Layer 1 is where the token savings become more interesting.
Instead of loading full memories, MemPalace loads compact pointers. The outline describes these pointers with the AAAK format: Assertion, Assumption, Action, Knowledge.
A Layer 1 record might look like this:
Z:0|E:ALC,JOR|T:trust_building|Q:I never told anyone|W:0.95|EMO:vul,tru|F:ORIGIN,CORE
That line is not meant to be pretty prose. It is meant to tell the model what exists.
The record points to a memory ID, entities, topic, short quote, importance weight, emotional tags, and flags. The model gets an index of important memory without receiving the full memory body.
This is the useful part. Large language models are good at reading structured shorthand when the format is consistent. MemPalace uses that ability to keep Layer 1 small enough for startup while still giving the agent a sense of which memories may matter.
The agent wakes up with a map, not a pile of text.
Layer 2 handles topic based recall.
MemPalace groups memories into a hierarchy of wings and rooms. A wing might represent a project or broad area. A room narrows the context to something like authentication, billing, deployment, or a specific relationship.
When the active conversation matches a topic, the system can query only that room:
where = build_where_filter(wing="project_alpha", room="auth")
That means an auth question does not need billing memories, old personal notes, or unrelated project context. The retrieval stays scoped.
This is where the design starts to feel practical for daily agent use. Most requests do not need the whole memory store. They need the right slice.
Layer 3 is the fallback.
If the identity layer, essential story pointers, and room recall are not enough, MemPalace can run a deeper semantic search against the underlying store, such as ChromaDB. This is where the agent can pull exact conversation turns or raw passages.
That deeper search is useful, but it is not free. It adds retrieval time and extra prompt tokens. MemPalace keeps it out of the startup path for that reason.
The system only pays for deep memory when the user asks something that actually needs it.

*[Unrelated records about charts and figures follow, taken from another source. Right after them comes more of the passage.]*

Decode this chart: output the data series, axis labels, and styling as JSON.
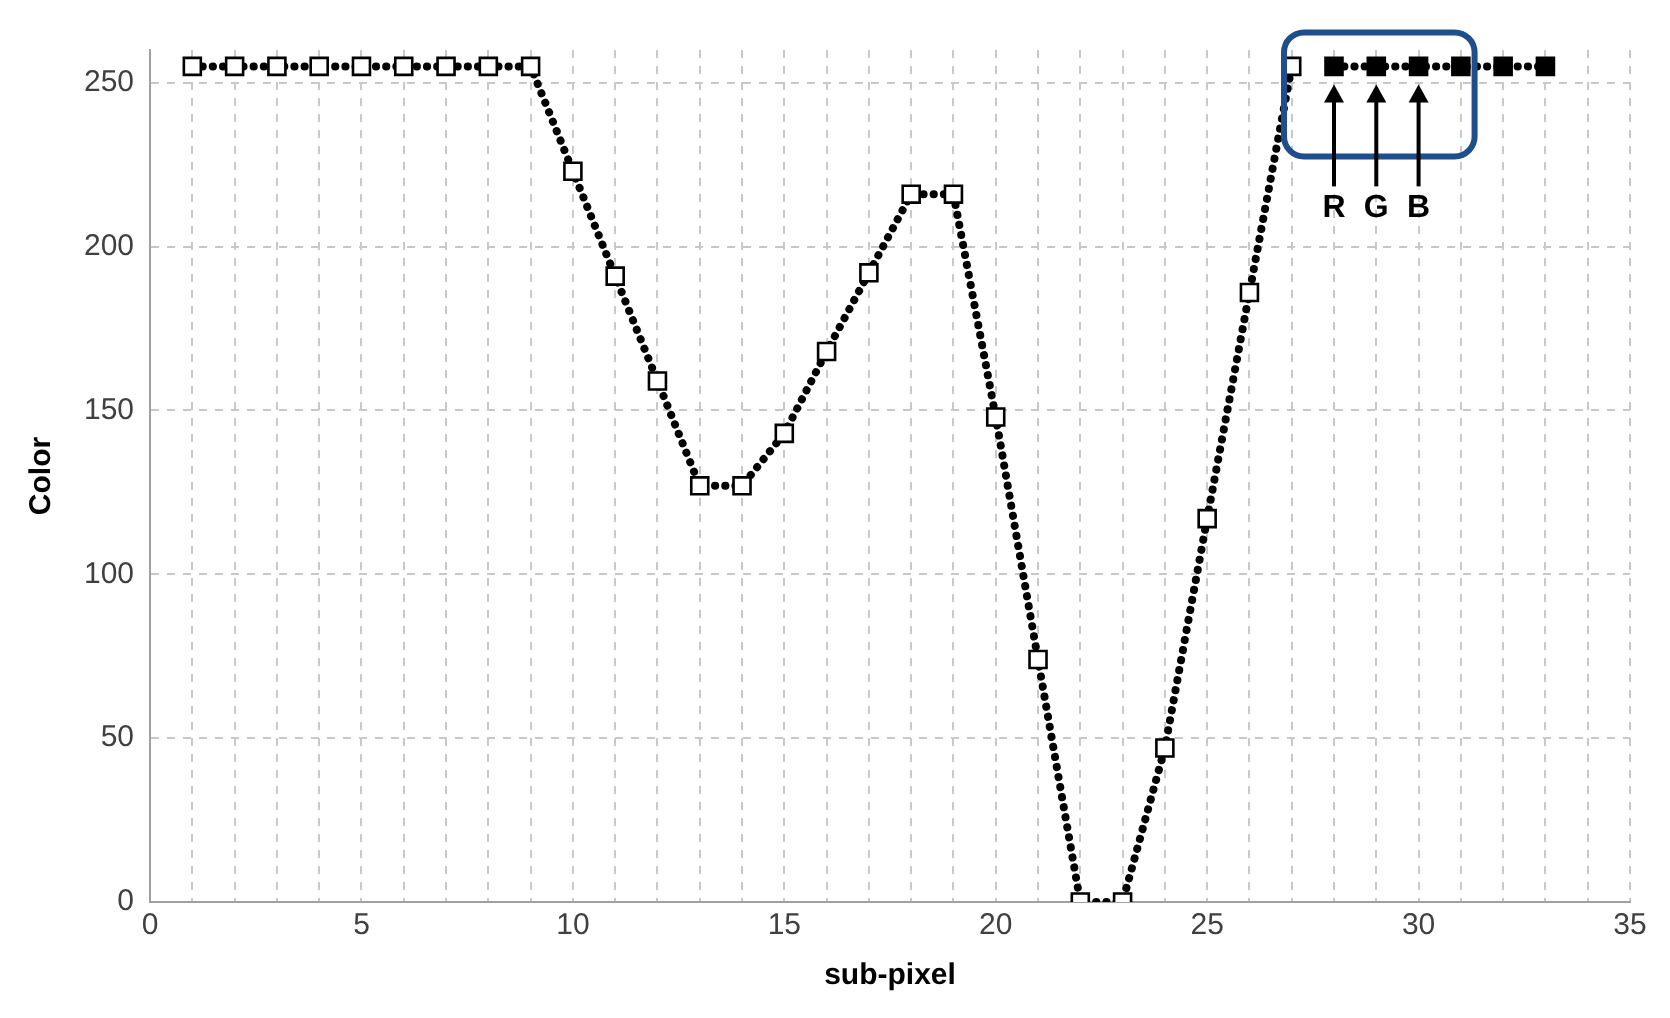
{
  "chart_data": {
    "type": "line",
    "xlabel": "sub-pixel",
    "ylabel": "Color",
    "xlim": [
      0,
      35
    ],
    "xticks": [
      0,
      {
        "value": 1,
        "label": null
      },
      {
        "value": 2,
        "label": null
      },
      {
        "value": 3,
        "label": null
      },
      {
        "value": 4,
        "label": null
      },
      5,
      {
        "value": 6,
        "label": null
      },
      {
        "value": 7,
        "label": null
      },
      {
        "value": 8,
        "label": null
      },
      {
        "value": 9,
        "label": null
      },
      10,
      {
        "value": 11,
        "label": null
      },
      {
        "value": 12,
        "label": null
      },
      {
        "value": 13,
        "label": null
      },
      {
        "value": 14,
        "label": null
      },
      15,
      {
        "value": 16,
        "label": null
      },
      {
        "value": 17,
        "label": null
      },
      {
        "value": 18,
        "label": null
      },
      {
        "value": 19,
        "label": null
      },
      20,
      {
        "value": 21,
        "label": null
      },
      {
        "value": 22,
        "label": null
      },
      {
        "value": 23,
        "label": null
      },
      {
        "value": 24,
        "label": null
      },
      25,
      {
        "value": 26,
        "label": null
      },
      {
        "value": 27,
        "label": null
      },
      {
        "value": 28,
        "label": null
      },
      {
        "value": 29,
        "label": null
      },
      30,
      {
        "value": 31,
        "label": null
      },
      {
        "value": 32,
        "label": null
      },
      {
        "value": 33,
        "label": null
      },
      {
        "value": 34,
        "label": null
      },
      35
    ],
    "ylim": [
      0,
      260
    ],
    "yticks": [
      0,
      50,
      100,
      150,
      200,
      250
    ],
    "grid": true,
    "legend": false,
    "marker": "square",
    "line_style": "dotted",
    "series": [
      {
        "color": "#ffffff",
        "x": [
          1,
          2,
          3,
          4,
          5,
          6,
          7,
          8,
          9,
          10,
          11,
          12,
          13,
          14,
          15,
          16,
          17,
          18,
          19,
          20,
          21,
          22,
          23,
          24,
          25,
          26,
          27
        ],
        "values": [
          255,
          255,
          255,
          255,
          255,
          255,
          255,
          255,
          255,
          223,
          191,
          159,
          127,
          127,
          143,
          168,
          192,
          216,
          216,
          148,
          74,
          0,
          0,
          47,
          117,
          186,
          255
        ]
      },
      {
        "color": "#000000",
        "x": [
          28,
          29,
          30,
          31,
          32,
          33
        ],
        "values": [
          255,
          255,
          255,
          255,
          255,
          255
        ]
      }
    ],
    "annotations": [
      "R",
      "G",
      "B"
    ]
  }
}
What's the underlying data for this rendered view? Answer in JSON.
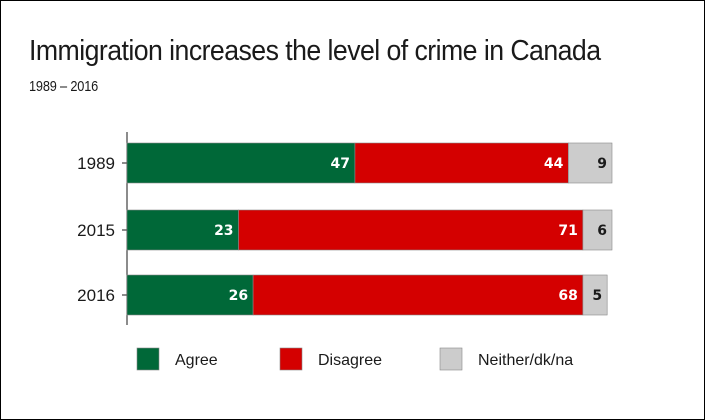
{
  "chart_data": {
    "type": "bar",
    "orientation": "horizontal",
    "stacked": true,
    "title": "Immigration increases the level of crime in Canada",
    "subtitle": "1989 – 2016",
    "categories": [
      "1989",
      "2015",
      "2016"
    ],
    "series": [
      {
        "name": "Agree",
        "values": [
          47,
          23,
          26
        ],
        "color": "#006838",
        "label_color": "#ffffff"
      },
      {
        "name": "Disagree",
        "values": [
          44,
          71,
          68
        ],
        "color": "#d40000",
        "label_color": "#ffffff"
      },
      {
        "name": "Neither/dk/na",
        "values": [
          9,
          6,
          5
        ],
        "color": "#cccccc",
        "label_color": "#1a1a1a"
      }
    ],
    "xlim": [
      0,
      100
    ],
    "grid": false,
    "legend_position": "bottom"
  }
}
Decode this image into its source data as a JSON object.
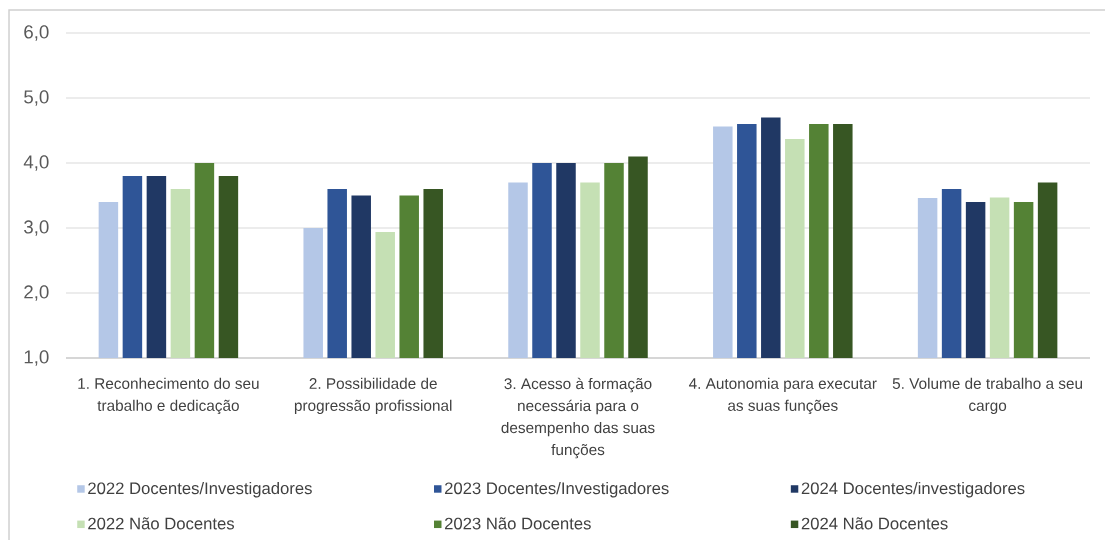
{
  "chart_data": {
    "type": "bar",
    "categories": [
      "1. Reconhecimento do seu trabalho e dedicação",
      "2. Possibilidade de progressão profissional",
      "3. Acesso à formação necessária para o desempenho das suas funções",
      "4. Autonomia para executar as suas funções",
      "5. Volume de trabalho a seu cargo"
    ],
    "series": [
      {
        "name": "2022 Docentes/Investigadores",
        "color": "#b4c7e7",
        "values": [
          3.4,
          3.0,
          3.7,
          4.56,
          3.46
        ]
      },
      {
        "name": "2023 Docentes/Investigadores",
        "color": "#2f5597",
        "values": [
          3.8,
          3.6,
          4.0,
          4.6,
          3.6
        ]
      },
      {
        "name": "2024 Docentes/investigadores",
        "color": "#203864",
        "values": [
          3.8,
          3.5,
          4.0,
          4.7,
          3.4
        ]
      },
      {
        "name": "2022 Não Docentes",
        "color": "#c5e0b4",
        "values": [
          3.6,
          2.94,
          3.7,
          4.37,
          3.47
        ]
      },
      {
        "name": "2023 Não Docentes",
        "color": "#548235",
        "values": [
          4.0,
          3.5,
          4.0,
          4.6,
          3.4
        ]
      },
      {
        "name": "2024 Não Docentes",
        "color": "#375623",
        "values": [
          3.8,
          3.6,
          4.1,
          4.6,
          3.7
        ]
      }
    ],
    "ylim": [
      1,
      6
    ],
    "yticks": [
      {
        "value": 1,
        "label": "1,0"
      },
      {
        "value": 2,
        "label": "2,0"
      },
      {
        "value": 3,
        "label": "3,0"
      },
      {
        "value": 4,
        "label": "4,0"
      },
      {
        "value": 5,
        "label": "5,0"
      },
      {
        "value": 6,
        "label": "6,0"
      }
    ],
    "grid": "y",
    "legend": "bottom"
  }
}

The storage design is only half of the trick.
MemPalace also uses a behavioral rule in the system prompt, described in the outline as the PALACE PROTOCOL:
"BEFORE RESPONDING about any person, project, or past event: call mempalace_kg_query or mempalace_search FIRST."

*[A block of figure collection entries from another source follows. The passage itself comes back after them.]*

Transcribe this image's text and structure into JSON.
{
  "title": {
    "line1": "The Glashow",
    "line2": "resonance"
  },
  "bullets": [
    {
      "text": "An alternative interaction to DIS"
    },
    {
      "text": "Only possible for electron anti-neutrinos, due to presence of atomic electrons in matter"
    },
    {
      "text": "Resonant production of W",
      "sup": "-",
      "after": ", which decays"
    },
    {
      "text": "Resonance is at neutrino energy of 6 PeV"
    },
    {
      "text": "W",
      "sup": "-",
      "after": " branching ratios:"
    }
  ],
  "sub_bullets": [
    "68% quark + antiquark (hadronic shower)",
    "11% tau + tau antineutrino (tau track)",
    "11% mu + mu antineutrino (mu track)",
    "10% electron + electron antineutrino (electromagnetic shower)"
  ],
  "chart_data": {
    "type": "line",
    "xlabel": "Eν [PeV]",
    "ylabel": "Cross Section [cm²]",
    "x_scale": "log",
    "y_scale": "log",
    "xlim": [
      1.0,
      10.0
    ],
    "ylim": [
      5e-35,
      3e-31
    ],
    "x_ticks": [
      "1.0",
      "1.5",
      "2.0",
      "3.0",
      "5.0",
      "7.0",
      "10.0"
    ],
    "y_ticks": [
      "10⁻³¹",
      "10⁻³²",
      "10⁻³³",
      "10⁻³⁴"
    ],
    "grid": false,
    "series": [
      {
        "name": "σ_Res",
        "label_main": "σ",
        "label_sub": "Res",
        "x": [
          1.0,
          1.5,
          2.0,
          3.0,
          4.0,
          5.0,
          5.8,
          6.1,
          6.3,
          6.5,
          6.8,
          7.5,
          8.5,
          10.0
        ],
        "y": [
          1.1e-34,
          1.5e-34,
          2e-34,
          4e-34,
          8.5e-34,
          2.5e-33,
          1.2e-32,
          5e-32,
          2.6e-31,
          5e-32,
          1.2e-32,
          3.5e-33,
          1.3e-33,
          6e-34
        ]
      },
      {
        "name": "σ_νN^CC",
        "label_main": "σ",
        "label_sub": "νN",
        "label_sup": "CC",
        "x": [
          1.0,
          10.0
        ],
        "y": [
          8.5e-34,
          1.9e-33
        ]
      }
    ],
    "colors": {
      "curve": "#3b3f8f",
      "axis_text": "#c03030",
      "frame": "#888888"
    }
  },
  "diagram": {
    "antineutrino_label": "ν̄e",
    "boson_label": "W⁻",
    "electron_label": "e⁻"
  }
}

That rule changes the agent's behavior. The model is not expected to pretend that the startup prompt contains everything. It is told to query memory before answering about history.
This is a useful pattern for agent design in general. If you keep memory out of the prompt, you need strong habits around retrieval. Otherwise the model will answer from whatever partial context it has and sound more certain than it should.

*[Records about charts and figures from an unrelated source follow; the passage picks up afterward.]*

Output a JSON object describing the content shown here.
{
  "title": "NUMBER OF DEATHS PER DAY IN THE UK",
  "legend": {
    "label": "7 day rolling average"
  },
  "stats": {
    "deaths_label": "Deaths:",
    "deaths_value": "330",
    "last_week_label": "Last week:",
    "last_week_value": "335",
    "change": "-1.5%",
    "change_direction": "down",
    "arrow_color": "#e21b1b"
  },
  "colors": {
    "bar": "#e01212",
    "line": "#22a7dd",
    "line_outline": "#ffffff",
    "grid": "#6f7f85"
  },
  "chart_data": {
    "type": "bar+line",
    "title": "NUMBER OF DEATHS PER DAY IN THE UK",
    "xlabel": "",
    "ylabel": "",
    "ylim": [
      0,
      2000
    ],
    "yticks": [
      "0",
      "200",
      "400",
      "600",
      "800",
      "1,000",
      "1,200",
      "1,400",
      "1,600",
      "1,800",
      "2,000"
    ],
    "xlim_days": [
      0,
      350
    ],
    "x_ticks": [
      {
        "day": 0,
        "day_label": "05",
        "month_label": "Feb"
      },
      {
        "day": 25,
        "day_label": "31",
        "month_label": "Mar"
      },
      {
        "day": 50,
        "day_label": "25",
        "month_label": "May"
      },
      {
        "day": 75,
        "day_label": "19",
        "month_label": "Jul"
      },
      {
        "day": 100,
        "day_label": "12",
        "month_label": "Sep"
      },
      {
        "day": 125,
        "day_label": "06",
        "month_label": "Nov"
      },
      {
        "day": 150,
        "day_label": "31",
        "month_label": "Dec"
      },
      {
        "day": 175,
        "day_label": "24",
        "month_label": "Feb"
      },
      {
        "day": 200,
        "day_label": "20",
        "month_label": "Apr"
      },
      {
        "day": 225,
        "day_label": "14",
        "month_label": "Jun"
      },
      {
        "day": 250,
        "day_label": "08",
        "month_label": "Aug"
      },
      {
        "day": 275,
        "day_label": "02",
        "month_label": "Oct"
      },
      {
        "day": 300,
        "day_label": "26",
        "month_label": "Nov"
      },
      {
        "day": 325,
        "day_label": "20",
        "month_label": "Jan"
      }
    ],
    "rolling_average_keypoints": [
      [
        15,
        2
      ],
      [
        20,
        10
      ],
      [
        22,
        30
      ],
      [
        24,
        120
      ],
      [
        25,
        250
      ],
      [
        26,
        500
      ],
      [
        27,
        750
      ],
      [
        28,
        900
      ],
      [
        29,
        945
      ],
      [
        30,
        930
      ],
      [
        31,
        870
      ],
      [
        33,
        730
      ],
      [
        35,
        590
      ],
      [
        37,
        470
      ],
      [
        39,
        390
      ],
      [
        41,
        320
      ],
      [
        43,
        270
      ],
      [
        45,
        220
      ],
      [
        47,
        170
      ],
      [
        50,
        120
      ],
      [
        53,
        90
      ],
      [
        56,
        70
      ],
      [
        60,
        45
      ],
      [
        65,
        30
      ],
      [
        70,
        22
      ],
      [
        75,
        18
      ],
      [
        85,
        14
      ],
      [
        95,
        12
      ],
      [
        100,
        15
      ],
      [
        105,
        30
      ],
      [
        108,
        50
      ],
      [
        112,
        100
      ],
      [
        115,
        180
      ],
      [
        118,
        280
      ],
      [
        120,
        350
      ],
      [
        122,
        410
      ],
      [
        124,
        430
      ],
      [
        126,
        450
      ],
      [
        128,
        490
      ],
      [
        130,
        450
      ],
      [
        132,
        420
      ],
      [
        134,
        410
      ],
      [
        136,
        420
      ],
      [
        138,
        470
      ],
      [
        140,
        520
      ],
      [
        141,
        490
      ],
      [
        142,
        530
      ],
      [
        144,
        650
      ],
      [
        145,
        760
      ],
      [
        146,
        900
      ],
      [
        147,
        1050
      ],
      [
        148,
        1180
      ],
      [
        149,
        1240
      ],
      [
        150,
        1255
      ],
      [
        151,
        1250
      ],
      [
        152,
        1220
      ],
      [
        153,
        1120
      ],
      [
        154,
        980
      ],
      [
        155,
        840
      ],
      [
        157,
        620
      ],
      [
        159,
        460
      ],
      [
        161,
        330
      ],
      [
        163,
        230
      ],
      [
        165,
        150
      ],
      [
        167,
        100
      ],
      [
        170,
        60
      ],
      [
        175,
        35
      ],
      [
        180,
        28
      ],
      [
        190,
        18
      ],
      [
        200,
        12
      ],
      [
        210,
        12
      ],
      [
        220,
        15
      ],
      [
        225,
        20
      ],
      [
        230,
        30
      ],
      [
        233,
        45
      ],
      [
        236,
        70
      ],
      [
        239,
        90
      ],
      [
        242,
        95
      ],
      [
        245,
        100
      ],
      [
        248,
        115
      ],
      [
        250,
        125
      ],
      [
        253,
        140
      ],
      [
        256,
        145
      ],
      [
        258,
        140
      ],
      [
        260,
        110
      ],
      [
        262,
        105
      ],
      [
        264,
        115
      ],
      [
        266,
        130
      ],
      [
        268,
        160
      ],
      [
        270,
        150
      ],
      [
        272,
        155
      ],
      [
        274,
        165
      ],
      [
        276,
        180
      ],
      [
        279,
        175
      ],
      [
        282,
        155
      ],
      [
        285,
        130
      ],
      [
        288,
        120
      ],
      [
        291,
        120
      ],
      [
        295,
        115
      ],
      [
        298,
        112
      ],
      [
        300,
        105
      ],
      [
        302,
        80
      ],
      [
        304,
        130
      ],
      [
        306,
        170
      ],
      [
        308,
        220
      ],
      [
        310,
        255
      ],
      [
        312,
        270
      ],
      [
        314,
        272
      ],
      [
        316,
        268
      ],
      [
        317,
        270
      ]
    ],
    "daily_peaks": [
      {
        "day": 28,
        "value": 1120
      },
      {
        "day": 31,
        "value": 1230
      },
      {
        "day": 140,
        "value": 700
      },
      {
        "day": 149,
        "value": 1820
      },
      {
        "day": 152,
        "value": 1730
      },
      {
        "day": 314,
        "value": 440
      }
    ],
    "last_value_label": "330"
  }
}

The trade is simple: MemPalace saves context space by accepting occasional retrieval latency.
The first time you mention an obscure person, project, or decision, the system may need to query SQLite, vector tables, or a knowledge graph before it can answer well. That can add a small delay.
For many workflows, that is a good trade.
Most prompts do not need six months of history. They need the current task, a few stable preferences, and a way to fetch memory when the topic calls for it. Keeping the prompt clean gives the model more room for code, logs, plans, and reasoning about the actual problem.
The interesting lesson from MemPalace is not the palace metaphor. It is the restraint.
As context windows get larger, it becomes tempting to paste more into them. That works until the prompt turns into a junk drawer. More context is not the same as better context.
MemPalace shows a cleaner pattern:
Keep startup memory tiny.
Store durable memories outside the prompt.
Load index pointers before full text.
Scope retrieval by topic.
Use deep search only when the lighter layers are not enough.
That is a better default for long running agents.
The 170-token startup number is useful because it forces the design question: what does the model really need to know before the user asks anything?
Usually, the answer is not "everything."